You also use it in combination with coconut flour when you’re baking keto treats to prevent them from turning out too dry. As with olive oil, remember that quality is key and organic, extra-virgin coconut oil is going to taste the best.
#3 Avocado Oil
Avocados have an extremely high oil content and the pressing process is actually quite similar to that of olive oil. In the same fashion, the quality of the oil can vary based on how it’s produced and extra-virgin avocado oil is the best.
- Protect Your Eyes
Avocado is an excellent source of a carotenoid called lutein, which is found naturally in our eyes. Lutein works as an antioxidant that can boost our eye health  and reduce the risk of ocular issues like cataracts or macular degeneration.
- Better Nutrient Uptake
Carotenoid antioxidants are found in a number of plant-based foods but they require fat to be absorbed properly, something most of these foods are lacking. It’s been shown that by adding avocado oil to fat-free foods, like spinach and carrots, can help our bodies make the most of their carotenoid content.
Cooking with Avocado Oil
Avocado oil is extremely versatile and, while you can use it cold, it also has a relatively high smoke point perfect for high-temperature cooking.
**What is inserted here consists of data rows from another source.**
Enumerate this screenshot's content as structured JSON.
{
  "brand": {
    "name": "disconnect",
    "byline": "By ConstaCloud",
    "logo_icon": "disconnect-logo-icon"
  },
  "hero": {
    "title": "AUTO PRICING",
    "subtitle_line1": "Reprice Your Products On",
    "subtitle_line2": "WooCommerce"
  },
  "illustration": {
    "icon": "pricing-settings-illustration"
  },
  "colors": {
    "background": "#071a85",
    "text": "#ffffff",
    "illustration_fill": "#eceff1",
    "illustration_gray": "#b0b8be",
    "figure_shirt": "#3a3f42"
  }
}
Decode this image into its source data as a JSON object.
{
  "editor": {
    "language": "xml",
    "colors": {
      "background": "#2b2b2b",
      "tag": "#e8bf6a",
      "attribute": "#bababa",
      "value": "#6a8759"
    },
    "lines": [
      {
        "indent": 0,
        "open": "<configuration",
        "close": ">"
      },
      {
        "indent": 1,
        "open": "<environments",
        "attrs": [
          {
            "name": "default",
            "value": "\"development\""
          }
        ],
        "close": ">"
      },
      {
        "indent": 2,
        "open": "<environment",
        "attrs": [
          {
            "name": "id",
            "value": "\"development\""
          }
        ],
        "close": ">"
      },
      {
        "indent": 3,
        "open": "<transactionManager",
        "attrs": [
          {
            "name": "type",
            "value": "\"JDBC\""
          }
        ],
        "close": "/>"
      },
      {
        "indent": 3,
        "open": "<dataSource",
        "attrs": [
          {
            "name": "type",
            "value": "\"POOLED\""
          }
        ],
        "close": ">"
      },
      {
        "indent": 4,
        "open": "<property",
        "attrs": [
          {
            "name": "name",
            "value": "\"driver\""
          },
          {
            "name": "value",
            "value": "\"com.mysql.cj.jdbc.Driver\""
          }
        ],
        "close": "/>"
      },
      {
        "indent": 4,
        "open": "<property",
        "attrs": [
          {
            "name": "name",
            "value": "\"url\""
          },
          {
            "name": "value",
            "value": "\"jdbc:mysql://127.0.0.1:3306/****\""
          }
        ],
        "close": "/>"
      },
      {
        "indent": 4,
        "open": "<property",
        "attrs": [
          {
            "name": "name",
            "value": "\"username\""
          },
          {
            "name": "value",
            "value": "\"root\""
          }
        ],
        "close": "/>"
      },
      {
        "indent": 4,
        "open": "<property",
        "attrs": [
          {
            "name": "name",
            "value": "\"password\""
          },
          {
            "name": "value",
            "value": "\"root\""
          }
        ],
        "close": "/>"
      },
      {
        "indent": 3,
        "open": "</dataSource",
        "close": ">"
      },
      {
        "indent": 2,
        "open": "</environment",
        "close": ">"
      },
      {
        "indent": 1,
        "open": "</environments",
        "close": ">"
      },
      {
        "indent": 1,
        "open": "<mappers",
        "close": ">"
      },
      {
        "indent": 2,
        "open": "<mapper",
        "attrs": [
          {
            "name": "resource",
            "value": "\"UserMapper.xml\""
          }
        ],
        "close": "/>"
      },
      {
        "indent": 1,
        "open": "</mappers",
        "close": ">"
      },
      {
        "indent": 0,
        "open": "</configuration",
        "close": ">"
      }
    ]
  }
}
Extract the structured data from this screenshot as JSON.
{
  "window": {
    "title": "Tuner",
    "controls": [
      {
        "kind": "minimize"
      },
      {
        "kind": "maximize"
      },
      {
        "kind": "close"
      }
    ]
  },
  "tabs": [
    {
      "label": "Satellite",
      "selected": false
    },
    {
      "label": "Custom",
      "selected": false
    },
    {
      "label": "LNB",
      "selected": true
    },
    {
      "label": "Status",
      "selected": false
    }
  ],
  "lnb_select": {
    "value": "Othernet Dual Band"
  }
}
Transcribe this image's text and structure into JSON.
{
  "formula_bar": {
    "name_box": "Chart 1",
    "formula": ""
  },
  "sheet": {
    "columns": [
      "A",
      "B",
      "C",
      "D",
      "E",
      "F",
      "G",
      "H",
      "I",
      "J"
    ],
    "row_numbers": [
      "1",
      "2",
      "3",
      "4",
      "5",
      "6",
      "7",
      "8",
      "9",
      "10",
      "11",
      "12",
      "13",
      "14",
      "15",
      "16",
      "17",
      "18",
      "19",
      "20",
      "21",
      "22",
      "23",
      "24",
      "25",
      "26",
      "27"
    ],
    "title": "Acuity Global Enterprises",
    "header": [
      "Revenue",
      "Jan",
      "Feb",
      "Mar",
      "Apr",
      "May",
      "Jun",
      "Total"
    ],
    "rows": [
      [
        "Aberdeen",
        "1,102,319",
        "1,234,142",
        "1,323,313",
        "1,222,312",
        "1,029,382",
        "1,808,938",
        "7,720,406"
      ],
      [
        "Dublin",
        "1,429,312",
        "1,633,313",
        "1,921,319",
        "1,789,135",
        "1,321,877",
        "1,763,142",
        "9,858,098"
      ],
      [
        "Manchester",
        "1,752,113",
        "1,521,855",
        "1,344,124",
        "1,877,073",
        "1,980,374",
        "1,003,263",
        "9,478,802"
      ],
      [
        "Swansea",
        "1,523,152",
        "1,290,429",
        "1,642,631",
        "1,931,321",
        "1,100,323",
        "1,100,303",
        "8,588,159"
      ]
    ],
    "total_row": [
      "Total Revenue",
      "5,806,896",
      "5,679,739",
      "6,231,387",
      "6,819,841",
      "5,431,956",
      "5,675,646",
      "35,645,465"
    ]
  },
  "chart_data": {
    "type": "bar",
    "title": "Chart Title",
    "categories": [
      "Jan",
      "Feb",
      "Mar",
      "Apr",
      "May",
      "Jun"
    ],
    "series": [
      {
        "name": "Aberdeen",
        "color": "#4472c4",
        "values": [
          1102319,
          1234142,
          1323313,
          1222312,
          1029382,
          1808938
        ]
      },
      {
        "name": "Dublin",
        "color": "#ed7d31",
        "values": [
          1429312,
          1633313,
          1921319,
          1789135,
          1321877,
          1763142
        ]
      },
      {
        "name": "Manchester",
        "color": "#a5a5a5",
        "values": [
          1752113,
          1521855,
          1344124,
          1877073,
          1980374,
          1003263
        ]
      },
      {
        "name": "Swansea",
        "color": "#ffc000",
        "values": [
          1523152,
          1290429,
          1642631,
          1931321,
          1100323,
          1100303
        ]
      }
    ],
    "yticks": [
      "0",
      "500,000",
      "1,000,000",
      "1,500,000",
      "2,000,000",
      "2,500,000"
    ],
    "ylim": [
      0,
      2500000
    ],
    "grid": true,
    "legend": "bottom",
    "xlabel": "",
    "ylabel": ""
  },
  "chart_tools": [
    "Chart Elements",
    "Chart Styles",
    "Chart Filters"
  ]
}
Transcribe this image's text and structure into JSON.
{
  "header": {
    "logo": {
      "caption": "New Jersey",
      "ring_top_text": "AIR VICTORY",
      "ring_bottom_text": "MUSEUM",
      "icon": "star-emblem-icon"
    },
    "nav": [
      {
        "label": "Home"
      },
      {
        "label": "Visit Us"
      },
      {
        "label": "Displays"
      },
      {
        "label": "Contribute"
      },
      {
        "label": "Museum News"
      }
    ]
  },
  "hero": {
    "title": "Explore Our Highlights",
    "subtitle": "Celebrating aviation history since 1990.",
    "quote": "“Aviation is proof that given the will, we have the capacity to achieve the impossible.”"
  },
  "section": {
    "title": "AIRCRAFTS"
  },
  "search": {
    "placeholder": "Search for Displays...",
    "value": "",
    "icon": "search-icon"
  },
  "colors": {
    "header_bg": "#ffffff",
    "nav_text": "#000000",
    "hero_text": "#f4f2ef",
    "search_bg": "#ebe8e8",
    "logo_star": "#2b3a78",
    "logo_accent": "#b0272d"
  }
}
You can drizzle it over a salad, roast veggies with it or even add it to a keto smoothie.
With the three oils listed, you’ll have all of your cooking oil needs covered regardless of what you’re making, the flavor you’re after, or the temperature at which you’ll be cooking.
While you don’t have to be worried about any oils preventing you from achieving or maintain ketosis due to their lack of carbs, some can still cause adverse health effects and should be avoided.
Examples of these would be soybean, peanut, sunflower and corn oil, so steer clear of those and stick to the organic, unrefined ones above.